Man presenting at a conference

A couple of years ago I wrote and published an article called, ‘Most presentations are far too long – less really is more!’ The key message within that article was that ‘We need to cut out the superfluous noise’ and I offered some insights into how to achieve that. The A to Z of Mindful Presenting expands on that premise by endorsing the belief that when it comes to high impact presenting ‘less is definitely more’. Our watchword for that principle is brevity.

Most professionals spend a great deal of time crafting a presentation which contains a wealth of detail designed to impress their audience. Unfortunately, most of that detail is forgotten by the time they return to their desk or their car. Think about the last business presentation you attended and ask yourself how much you remember. It’s likely that it will be very little, and whatever you do remember will be of little relevance and value to you personally in helping you to move towards something positive or away from something negative.

Many people believe that TED talks are leading the way in high impact presenting and public speaking and one of the reasons for this is that they limit the length of their talks to 18 minutes.

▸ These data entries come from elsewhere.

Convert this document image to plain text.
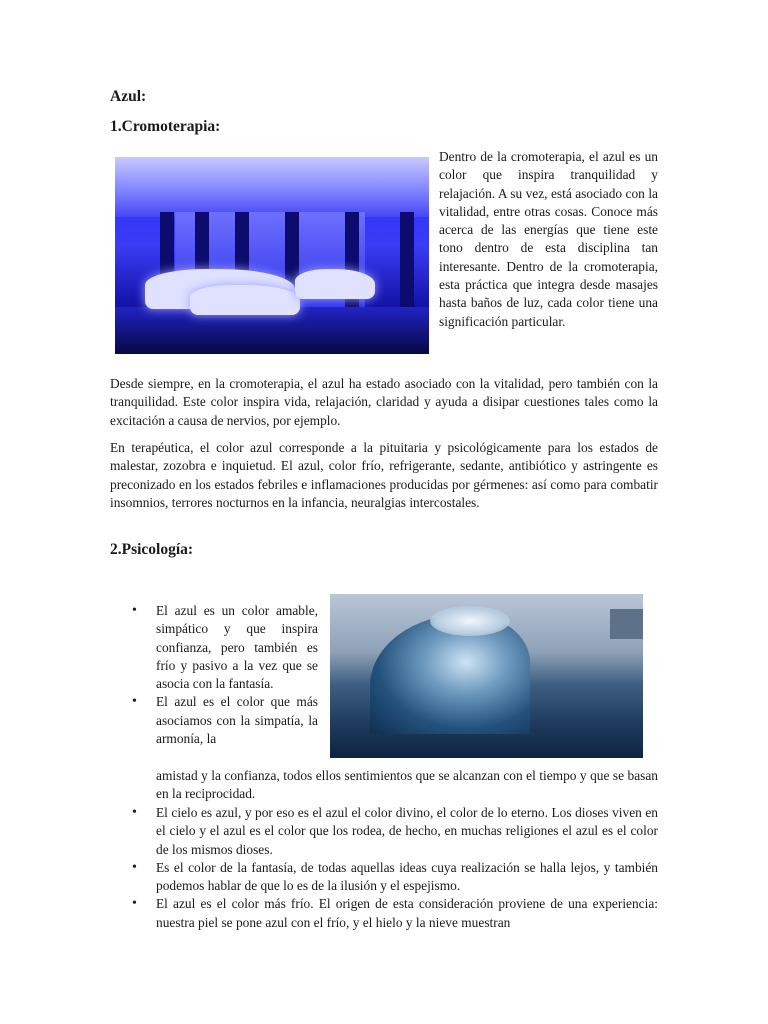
Azul:
1.Cromoterapia:

Dentro de la cromoterapia, el azul es un color que inspira tranquilidad y relajación. A su vez, está asociado con la vitalidad, entre otras cosas. Conoce más acerca de las energías que tiene este tono dentro de esta disciplina tan interesante. Dentro de la cromoterapia, esta práctica que integra desde masajes hasta baños de luz, cada color tiene una significación particular.

Desde siempre, en la cromoterapia, el azul ha estado asociado con la vitalidad, pero también con la tranquilidad. Este color inspira vida, relajación, claridad y ayuda a disipar cuestiones tales como la excitación a causa de nervios, por ejemplo.

En terapéutica, el color azul corresponde a la pituitaria y psicológicamente para los estados de malestar, zozobra e inquietud. El azul, color frío, refrigerante, sedante, antibiótico y astringente es preconizado en los estados febriles e inflamaciones producidas por gérmenes: así como para combatir insomnios, terrores nocturnos en la infancia, neuralgias intercostales.

2.Psicología:
• El azul es un color amable, simpático y que inspira confianza, pero también es frío y pasivo a la vez que se asocia con la fantasía.
• El azul es el color que más asociamos con la simpatía, la armonía, la

amistad y la confianza, todos ellos sentimientos que se alcanzan con el tiempo y que se basan en la reciprocidad.

• El cielo es azul, y por eso es el azul el color divino, el color de lo eterno. Los dioses viven en el cielo y el azul es el color que los rodea, de hecho, en muchas religiones el azul es el color de los mismos dioses.
• Es el color de la fantasía, de todas aquellas ideas cuya realización se halla lejos, y también podemos hablar de que lo es de la ilusión y el espejismo.
• El azul es el color más frío. El origen de esta consideración proviene de una experiencia: nuestra piel se pone azul con el frío, y el hielo y la nieve muestran
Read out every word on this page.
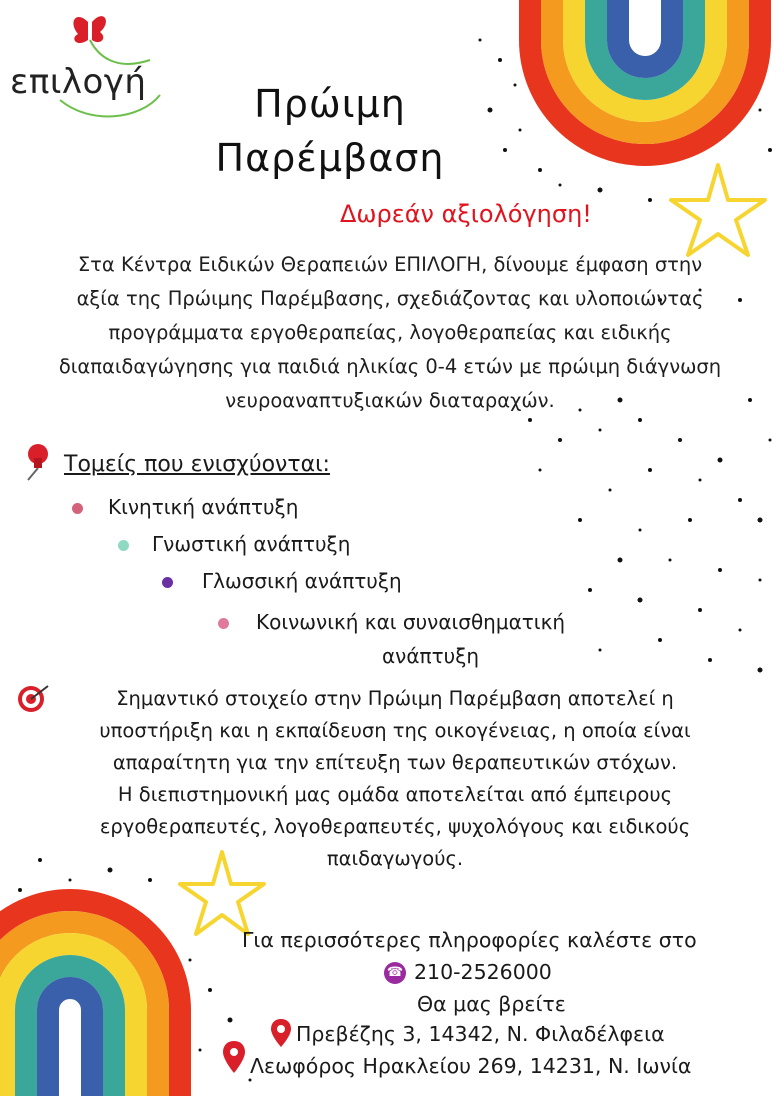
επιλογή	Πρώιμη
Παρέμβαση
Δωρεάν αξιολόγηση!
Στα Κέντρα Ειδικών Θεραπειών ΕΠΙΛΟΓΗ, δίνουμε έμφαση στην
αξία της Πρώιμης Παρέμβασης, σχεδιάζοντας και υλοποιώντας
προγράμματα εργοθεραπείας, λογοθεραπείας και ειδικής
διαπαιδαγώγησης για παιδιά ηλικίας 0-4 ετών με πρώιμη διάγνωση
νευροαναπτυξιακών διαταραχών.
Τομείς που ενισχύονται:
Κινητική ανάπτυξη
Γνωστική ανάπτυξη
Γλωσσική ανάπτυξη
Κοινωνική και συναισθηματική
ανάπτυξη
Σημαντικό στοιχείο στην Πρώιμη Παρέμβαση αποτελεί η
υποστήριξη και η εκπαίδευση της οικογένειας, η οποία είναι
απαραίτητη για την επίτευξη των θεραπευτικών στόχων.
Η διεπιστημονική μας ομάδα αποτελείται από έμπειρους
εργοθεραπευτές, λογοθεραπευτές, ψυχολόγους και ειδικούς
παιδαγωγούς.
Για περισσότερες πληροφορίες καλέστε στο
☎ 210-2526000
Θα μας βρείτε
Πρεβέζης 3, 14342, Ν. Φιλαδέλφεια
Λεωφόρος Ηρακλείου 269, 14231, Ν. Ιωνία
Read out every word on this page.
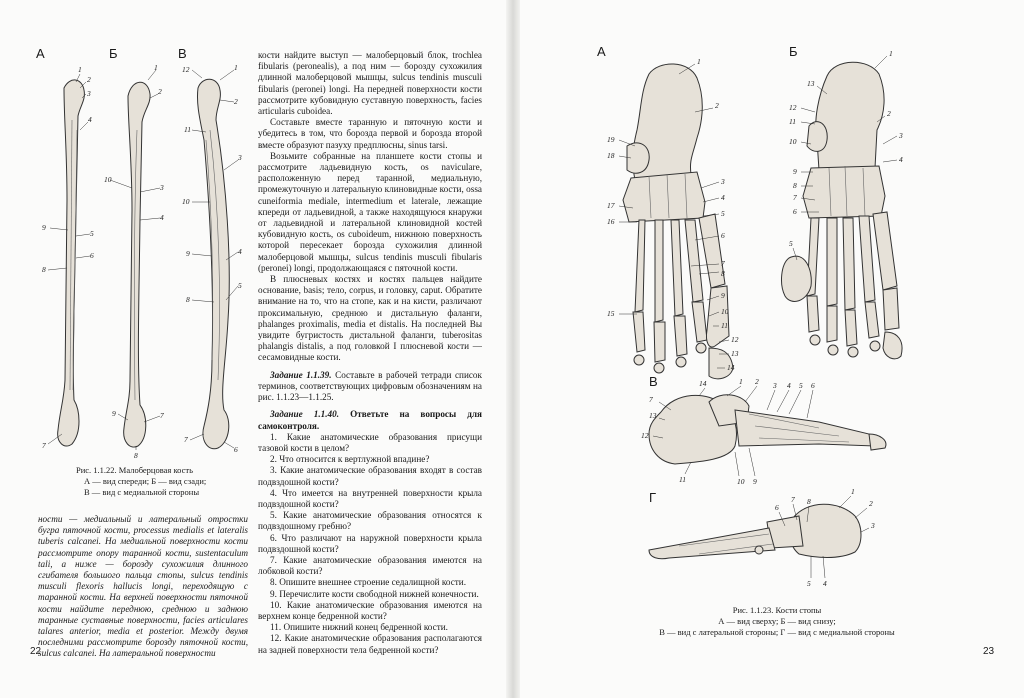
А	Б	В
1
2
3
4
5
6
9
8
7
1
2
3
4
10
9
8
7
12	1
2
11
10
3
9	4
8
5
6
7
Рис. 1.1.22. Малоберцовая кость
А — вид спереди; Б — вид сзади;
В — вид с медиальной стороны
ности — медиальный и латеральный отростки бугра пяточной кости, processus medialis et lateralis tuberis calcanei. На медиальной поверхности кости рассмотрите опору таранной кости, sustentaculum tali, а ниже — борозду сухожилия длинного сгибателя большого пальца стопы, sulcus tendinis musculi flexoris hallucis longi, переходящую с таранной кости. На верхней поверхности пяточной кости найдите переднюю, среднюю и заднюю таранные суставные поверхности, facies articulares talares anterior, media et posterior. Между двумя последними рассмотрите борозду пяточной кости, sulcus calcanei. На латеральной поверхности

кости найдите выступ — малоберцовый блок, trochlea fibularis (peronealis), а под ним — борозду сухожилия длинной малоберцовой мышцы, sulcus tendinis musculi fibularis (peronei) longi. На передней поверхности кости рассмотрите кубовидную суставную поверхность, facies articularis cuboidea.

Составьте вместе таранную и пяточную кости и убедитесь в том, что борозда первой и борозда второй вместе образуют пазуху предплюсны, sinus tarsi.

Возьмите собранные на планшете кости стопы и рассмотрите ладьевидную кость, os naviculare, расположенную перед таранной, медиальную, промежуточную и латеральную клиновидные кости, ossa cuneiformia mediale, intermedium et laterale, лежащие кпереди от ладьевидной, а также находящуюся кнаружи от ладьевидной и латеральной клиновидной костей кубовидную кость, os cuboideum, нижнюю поверхность которой пересекает борозда сухожилия длинной малоберцовой мышцы, sulcus tendinis musculi fibularis (peronei) longi, продолжающаяся с пяточной кости.

В плюсневых костях и костях пальцев найдите основание, basis; тело, corpus, и головку, caput. Обратите внимание на то, что на стопе, как и на кисти, различают проксимальную, среднюю и дистальную фаланги, phalanges proximalis, media et distalis. На последней Вы увидите бугристость дистальной фаланги, tuberositas phalangis distalis, а под головкой I плюсневой кости — сесамовидные кости.

Задание 1.1.39. Составьте в рабочей тетради список терминов, соответствующих цифровым обозначениям на рис. 1.1.23—1.1.25.

Задание 1.1.40. Ответьте на вопросы для самоконтроля.

1. Какие анатомические образования присущи тазовой кости в целом?

2. Что относится к вертлужной впадине?

3. Какие анатомические образования входят в состав подвздошной кости?

4. Что имеется на внутренней поверхности крыла подвздошной кости?

5. Какие анатомические образования относятся к подвздошному гребню?

6. Что различают на наружной поверхности крыла подвздошной кости?

7. Какие анатомические образования имеются на лобковой кости?

8. Опишите внешнее строение седалищной кости.

9. Перечислите кости свободной нижней конечности.

10. Какие анатомические образования имеются на верхнем конце бедренной кости?

11. Опишите нижний конец бедренной кости.

12. Какие анатомические образования располагаются на задней поверхности тела бедренной кости?

22
А	Б
В
Г
1
2
19
18
3
4
5
17
16
6
7
8
9
10
15
11
12
13
14
1
13
12
11
2
10
3
4
9
8
7
6
5
14	1 2 3 4 5 6
7
13
12
11	10 9
6
7 8
1
2
3
5 4
Рис. 1.1.23. Кости стопы
А — вид сверху; Б — вид снизу;
В — вид с латеральной стороны; Г — вид с медиальной стороны
23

When was the last time you heard anyone complain because a speaker finished what they had to say ahead of the time they were scheduled to speak?

The reality is that we live in a world where we are all overwhelmed with information and have far less time to understand and absorb it than we would like to. The paradox is that many professionals believe that the key to success in presenting in business is giving their audience ‘everything they’ve got’. The reality is that your audience are only interested in what will make a tangible difference to them.

Despite popular belief, your audience will be eternally grateful if you finish speaking earlier than scheduled, no matter how good your presentation is.

So how do you do it?

  • Make your presentation entirely about your audience, not you.
  • Be absolutely clear on what your message is and what value it offers to your audience.
  • Don’t be like a comedian and save the punchline to the end. Get straight to the point.
  • Tell them only what they need to know.
  • Don’t keep repeating yourself.
  • If you are asked to speak for 40 minutes and know you only need 20 then have the courage to push back.
  • With everything you say, show and do, imagine how you would respond if someone asks you ‘So what? Why should I care about that?’
  • Do your homework; find out well in advance how much they know and what they need from you.
  • Don’t set out to impress, set out to make a difference.
  • Remember the pain other presenters have made you feel and commit to not replicate it.
  • Have the courage to challenge the status quo and dare to be different.
  • Put yourself in your audience’s shoes.
  • Remember, most presentations are too long and too boring.
  • If you are using visuals make sure that each slide contains only one idea.
  • If it doesn’t support your message or add significant value leave it out.
  • Have the courage to tell your audience that’s all they need to know, you’ve finished early and the rest of the time is theirs to do as they please.

As presenters we have an obligation to filter the noise and do the hard work of organizing our thoughts and delivering our message in a way that our audience will easily understand, won’t have to work for and be thankful for.